22 N.Y.S. 118 | N.Y. Sup. Ct. | 1893
The defendant was indicted, charged with the crime of grand larceny in the second degree. It appears that on the 14th of May, 1892, the defendant called at the store of one Denholme, who, with his partner, carried on the business of dealing in shirts and men’s furnishing goods, and purchased some goods, of the value of $12.45, and requested that a check which he then presented, for $96.75, be cashed, the amount of the purchase which he then made to be taken out; also the sum of $4.50, the amount of a purchase made by him a few days previously. The witness Denholme asked the defendant if the check was good,—if it was a good business check,—and he said: “Yes; it is good. I have sold that man lots of goods, and I would ship him a car load of goodg, if he wanted them.” The check was received, and the balance, in money, paid to the defendant. The check was dated at Belle Plaine, Iowa, 10th May, 1892, drawn on the First National Bank, to the order of the defendant, for the sum of $96.75, and signed, “Edward Thomas,” and duly indorsed by defendant. Mr. Denholme deposited this check in the Chatham Bank, and in about a week it was returned, protested, for nonpayment. He then had an interview with the defendant, and said to him that “the bank writes that this party is a myth; that you have been drawing fraudulently upon the bank.” Denholme further said, “ I showed him a letter from the bank president, the first letter I got, and told him that this party was a myth, and that it' was a fraudulent check.” The only reply that the defendant made to this statement, according to Denholme’s testimony, was that he would make it good. The partner also saw the defendant in reference to this matter, to whom the defendant said: “This is alla mistake. That man is perfectly good.” That he knew him personally, and did business with him for a long time. The partner then told the defendant that he was a myth, and had no account; that there was no such man in existence, to their knowledge; and the reply of the defendant was, “These bankers make mistakes, sometimes.” In a subsequent conversation the witness told defendant that he had found out he had played the same game on a number of other people, and that he thought the whole transaction was crooked. The defendant’s reply was that “ he had a good many names of people. He would talk about people who knew him,— how well they conducted themselves. It was all a mistake.” Evidence was also offered, showing that on the 20th March,
It is urged upon the part of the defendant that there was no legal proof that any of the represenations made by the defendant at the time of procuring the cashing of this check were false. There is no doubt that there is no direct proof of the falsity of these representations. It is not necessary, in order to establish false representations, that the proof should be direct; but such evidence must be given, and such facts established, as tend legitimately and necessarily to show the existence of such intent. It appears from the evidence in this case, by competent testimony, that this check was sent for the purpose of collection, and returned, protested, for nonpayment, and that one of the witnesses had an interview with the defendant, in which he stated that the bank had written that the party signing the check was a myth, and that defendant had been drawing fraudulently upon the bank; and the only reply that the defendant made to this statement was that he would make it good. The jury had a right, upon testimony showing that, when the defendant was charged with drawing a check purporting to be signed by a mythical person, he made no denial, to find that such was the actual fact; and therefore the evidence upon this branch of the case tended to show that the representations made by the defendant were absolutely false.

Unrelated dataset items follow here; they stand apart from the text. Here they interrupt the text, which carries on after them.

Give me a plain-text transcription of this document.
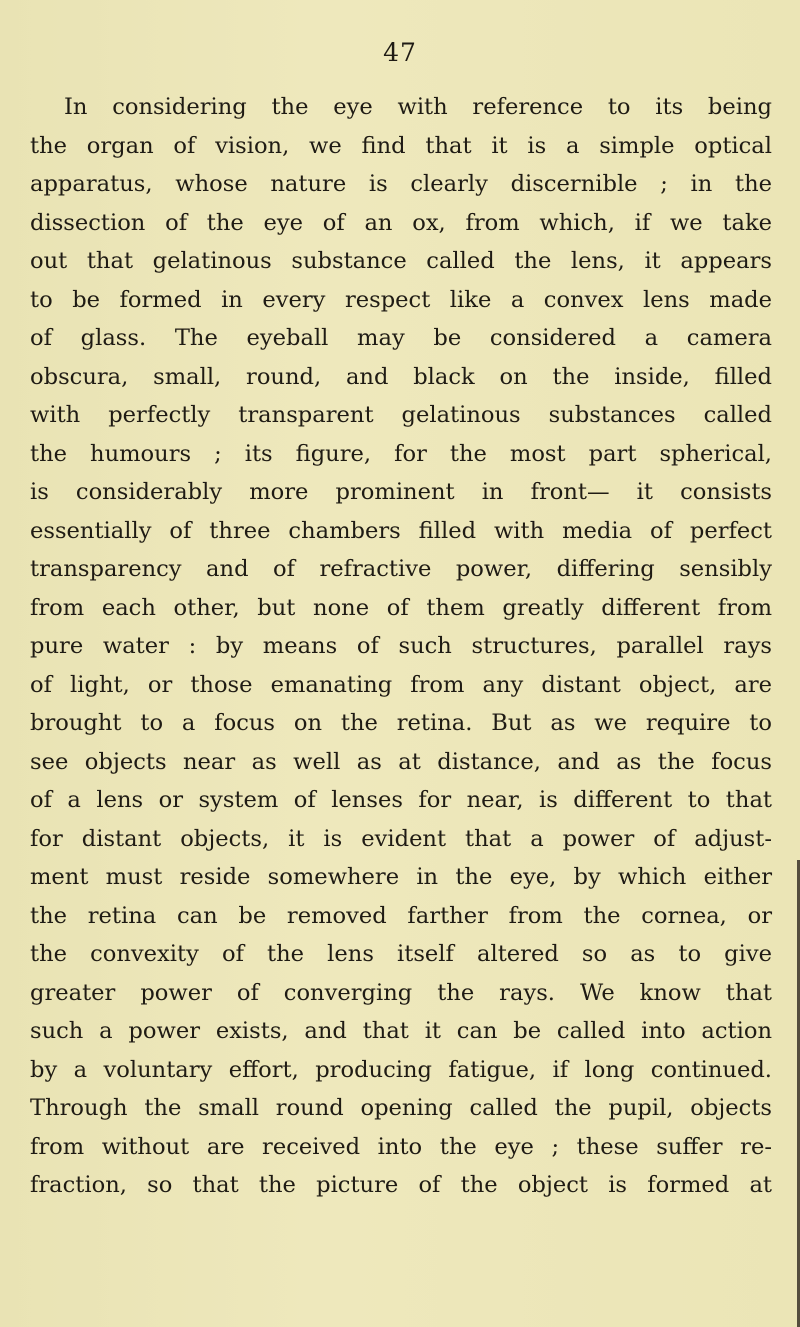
47
In considering the eye with reference to its being
the organ of vision, we find that it is a simple optical
apparatus, whose nature is clearly discernible ; in the
dissection of the eye of an ox, from which, if we take
out that gelatinous substance called the lens, it appears
to be formed in every respect like a convex lens made
of glass. The eyeball may be considered a camera
obscura, small, round, and black on the inside, filled
with perfectly transparent gelatinous substances called
the humours ; its figure, for the most part spherical,
is considerably more prominent in front— it consists
essentially of three chambers filled with media of perfect
transparency and of refractive power, differing sensibly
from each other, but none of them greatly different from
pure water : by means of such structures, parallel rays
of light, or those emanating from any distant object, are
brought to a focus on the retina. But as we require to
see objects near as well as at distance, and as the focus
of a lens or system of lenses for near, is different to that
for distant objects, it is evident that a power of adjust-
ment must reside somewhere in the eye, by which either
the retina can be removed farther from the cornea, or
the convexity of the lens itself altered so as to give
greater power of converging the rays. We know that
such a power exists, and that it can be called into action
by a voluntary effort, producing fatigue, if long continued.
Through the small round opening called the pupil, objects
from without are received into the eye ; these suffer re-
fraction, so that the picture of the object is formed at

But we think fatal error was committed in submitting the check purporting to be drawn by Thomas, and the one purporting to be drawn by Pinckney, to the jury, for the purpose of comparison of handwriting. It is apparent upon an inspection of the statute (chapter 36 of the Laws of 1880, as amended by chapter 555 of the Laws of 1888) that the jury, independent of testimony in regard to handwriting, are not permitted to become witnesses simply upon an inspection and comparison of handwriting. Section 1 of the act of 1880 provides that comparison of a disputed writing with any writing proved to the satisfaction of the court to be genuine shall be permitted to be made by witnesses in all trials and proceedings, and such writings, and the evidence of witnesses respecting the same, may be submitted to the court and jury as evidence
It is not necessary to consider other points in the case, in which error was committed, but it is apparent that the defendant may have suffered injustice by the submission of the checks in question to the jury. The conviction must be reversed, and a new trial ordered. All concur.